Im Jahr 1957 wurde der erste Satellit »Sputnik« platziert. Es folgten die ersten Nachrichtensatelliten »Relay« und »Telstar«. Diese kreisten auf einer elliptischen Umlaufbahn, 45° geneigt zum Äquator und in einem Abstand zur Erde zwischen 1.000 und 10.000 Kilometern, die Umlaufzeit war etwa drei Stunden. Die Antenne musste daher sehr genau nachgeführt werden. Die Raketenbauer waren gefordert, ihre Trägersysteme dahingehend zu entwickeln, die Satelliten in noch größere Höhen zu positionieren, da sich mit größerem Abstand eines Satelliten zur Erde auch die Umlaufzeit vergrößert. Die Forderung war, einen Satelliten in einer Höhe von 36.000 Kilometer mit konstantem Abstand auf eine Kreisbahn mit einer Umlaufzeit von 24 Stunden zu platzieren – quasi synchron zur Erddrehung. Dies wurde erstmals 1963 mit dem Satellit »Syncom II« erreicht. Die Nutzung dieser neu gewonnenen Technologien wurde bald beim Bau von allen Trägerraketen, Satelliten, Antennen, sowie von Computern eingesetzt. 1961 kam es zur ersten Vereinbarung zwischen der Deutschen Bundespost und der NASA bezüglich der Teilnahme an Versuchen mit Nachrichtensatelliten. Die Tests wurden im Jahr 1964 aufgenommen. Noch 1964 wurde die Intelsat (Internationale Telecommunikation Satellite Consortium) gegründet – es waren elf Staaten beteiligt. Nach zwanzig Jahren war das Konsortium auf 110 Staaten und zwanzig Satelliten angewachsen.
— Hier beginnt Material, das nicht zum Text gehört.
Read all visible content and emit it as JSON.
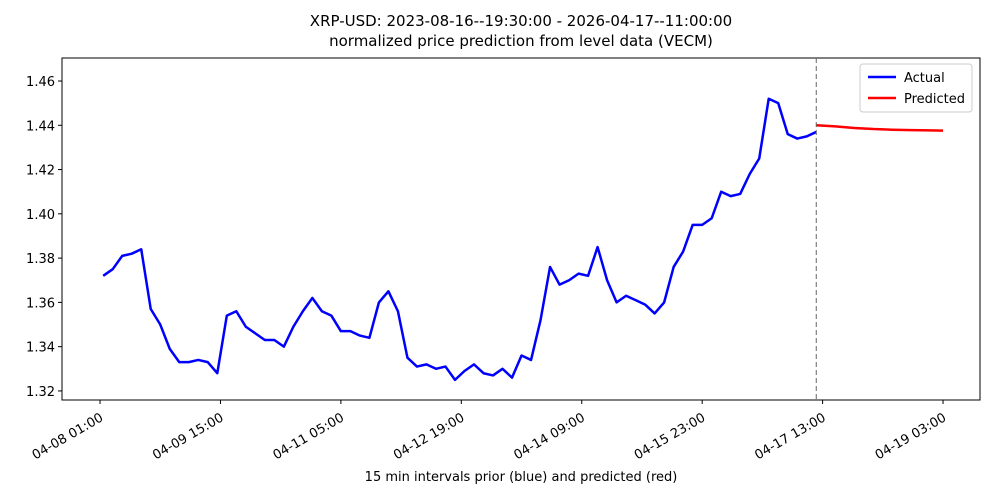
{
  "chart_data": {
    "type": "line",
    "title": "XRP-USD: 2023-08-16--19:30:00 - 2026-04-17--11:00:00",
    "subtitle": "normalized price prediction from level data (VECM)",
    "x_label": "15 min intervals prior (blue) and predicted (red)",
    "xlim": [
      "04-07 13:00",
      "04-19 14:40"
    ],
    "xticks": [
      "04-08 01:00",
      "04-09 15:00",
      "04-11 05:00",
      "04-12 19:00",
      "04-14 09:00",
      "04-15 23:00",
      "04-17 13:00",
      "04-19 03:00"
    ],
    "ylim": [
      1.3159,
      1.4704
    ],
    "yticks": [
      1.32,
      1.34,
      1.36,
      1.38,
      {
        "value": 1.4,
        "label": "1.40"
      },
      1.42,
      1.44,
      1.46
    ],
    "legend": "upper right",
    "forecast_line": true,
    "series": [
      {
        "name": "Actual",
        "color": "#0000ff",
        "x": [
          "04-08 02:00",
          "04-08 05:00",
          "04-08 08:00",
          "04-08 11:00",
          "04-08 14:00",
          "04-08 17:00",
          "04-08 20:00",
          "04-08 23:00",
          "04-09 02:00",
          "04-09 05:00",
          "04-09 08:00",
          "04-09 11:00",
          "04-09 14:00",
          "04-09 17:00",
          "04-09 20:00",
          "04-09 23:00",
          "04-10 02:00",
          "04-10 05:00",
          "04-10 08:00",
          "04-10 11:00",
          "04-10 14:00",
          "04-10 17:00",
          "04-10 20:00",
          "04-10 23:00",
          "04-11 02:00",
          "04-11 05:00",
          "04-11 08:00",
          "04-11 11:00",
          "04-11 14:00",
          "04-11 17:00",
          "04-11 20:00",
          "04-11 23:00",
          "04-12 02:00",
          "04-12 05:00",
          "04-12 08:00",
          "04-12 11:00",
          "04-12 14:00",
          "04-12 17:00",
          "04-12 20:00",
          "04-12 23:00",
          "04-13 02:00",
          "04-13 05:00",
          "04-13 08:00",
          "04-13 11:00",
          "04-13 14:00",
          "04-13 17:00",
          "04-13 20:00",
          "04-13 23:00",
          "04-14 02:00",
          "04-14 05:00",
          "04-14 08:00",
          "04-14 11:00",
          "04-14 14:00",
          "04-14 17:00",
          "04-14 20:00",
          "04-14 23:00",
          "04-15 02:00",
          "04-15 05:00",
          "04-15 08:00",
          "04-15 11:00",
          "04-15 14:00",
          "04-15 17:00",
          "04-15 20:00",
          "04-15 23:00",
          "04-16 02:00",
          "04-16 05:00",
          "04-16 08:00",
          "04-16 11:00",
          "04-16 14:00",
          "04-16 17:00",
          "04-16 20:00",
          "04-16 23:00",
          "04-17 02:00",
          "04-17 05:00",
          "04-17 08:00",
          "04-17 11:00"
        ],
        "values": [
          1.372,
          1.375,
          1.381,
          1.382,
          1.384,
          1.357,
          1.35,
          1.339,
          1.333,
          1.333,
          1.334,
          1.333,
          1.328,
          1.354,
          1.356,
          1.349,
          1.346,
          1.343,
          1.343,
          1.34,
          1.349,
          1.356,
          1.362,
          1.356,
          1.354,
          1.347,
          1.347,
          1.345,
          1.344,
          1.36,
          1.365,
          1.356,
          1.335,
          1.331,
          1.332,
          1.33,
          1.331,
          1.325,
          1.329,
          1.332,
          1.328,
          1.327,
          1.33,
          1.326,
          1.336,
          1.334,
          1.352,
          1.376,
          1.368,
          1.37,
          1.373,
          1.372,
          1.385,
          1.37,
          1.36,
          1.363,
          1.361,
          1.359,
          1.355,
          1.36,
          1.376,
          1.383,
          1.395,
          1.395,
          1.398,
          1.41,
          1.408,
          1.409,
          1.418,
          1.425,
          1.452,
          1.45,
          1.436,
          1.434,
          1.435,
          1.437
        ]
      },
      {
        "name": "Predicted",
        "color": "#ff0000",
        "x": [
          "04-17 11:00",
          "04-17 17:00",
          "04-17 23:00",
          "04-18 05:00",
          "04-18 11:00",
          "04-18 17:00",
          "04-18 23:00",
          "04-19 03:00"
        ],
        "values": [
          1.44,
          1.4395,
          1.4388,
          1.4383,
          1.438,
          1.4378,
          1.4377,
          1.4376
        ]
      }
    ]
  }
}
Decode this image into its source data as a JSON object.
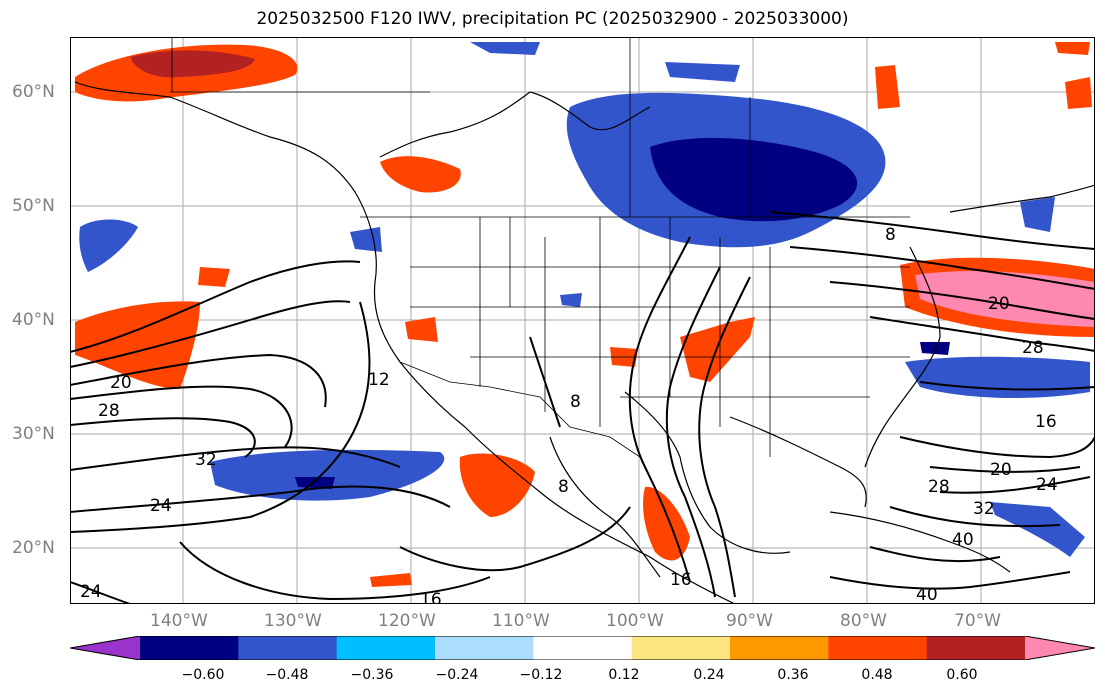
{
  "title": "2025032500 F120 IWV, precipitation PC (2025032900 - 2025033000)",
  "lat_labels": [
    "60°N",
    "50°N",
    "40°N",
    "30°N",
    "20°N"
  ],
  "lon_labels": [
    "140°W",
    "130°W",
    "120°W",
    "110°W",
    "100°W",
    "90°W",
    "80°W",
    "70°W"
  ],
  "contour_labels": [
    "20",
    "28",
    "24",
    "32",
    "24",
    "12",
    "16",
    "8",
    "8",
    "20",
    "28",
    "16",
    "20",
    "24",
    "28",
    "32",
    "40",
    "40",
    "16",
    "8"
  ],
  "colorbar": {
    "ticks": [
      "−0.60",
      "−0.48",
      "−0.36",
      "−0.24",
      "−0.12",
      "0.12",
      "0.24",
      "0.36",
      "0.48",
      "0.60"
    ],
    "colors": [
      "#9933cc",
      "#000080",
      "#3355cc",
      "#00bfff",
      "#aaddff",
      "#ffffff",
      "#ffe680",
      "#ff9900",
      "#ff4400",
      "#b22222",
      "#ff88b0"
    ]
  }
}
Bereits 1999 wurde das Radom in die Denkmalschutzliste aufgenommen. 2003 wurde der Förderverein Industriedenkmal Radom Raisting e.V. gegründet. Ein Denkmal wie das Radom in Raisting ist nicht wegen seiner Vergangenheit und Gegenwart interessant, sondern für die Zukunft und deren Bezug auf die Vergangenheit. Ohne diese Entwicklung gäbe es die viel diskutierte Globalisierung heute nicht.

– Max Bräutigam, Ronald Sinda, Robert Uhlitzsch

Auszug aus einem Beitrag in der Zeitschrift Kultur&Technik Ausgabe 3/2008.

Kommentare (1)

  1. #1 Uwe Furchheim
    Juli 25, 2009

    “Alle Tragluft-Radome der Erdfunkstellen aus der damaligen Ära, wie in Millvillage/Kanada, in Andover/USA und Pleumeur-Bodou/Frankreich wurden abgerissen.”: nicht wirklich… Die in Pleumeur steht noch und ist als technisches Denkmal zu besichtigen.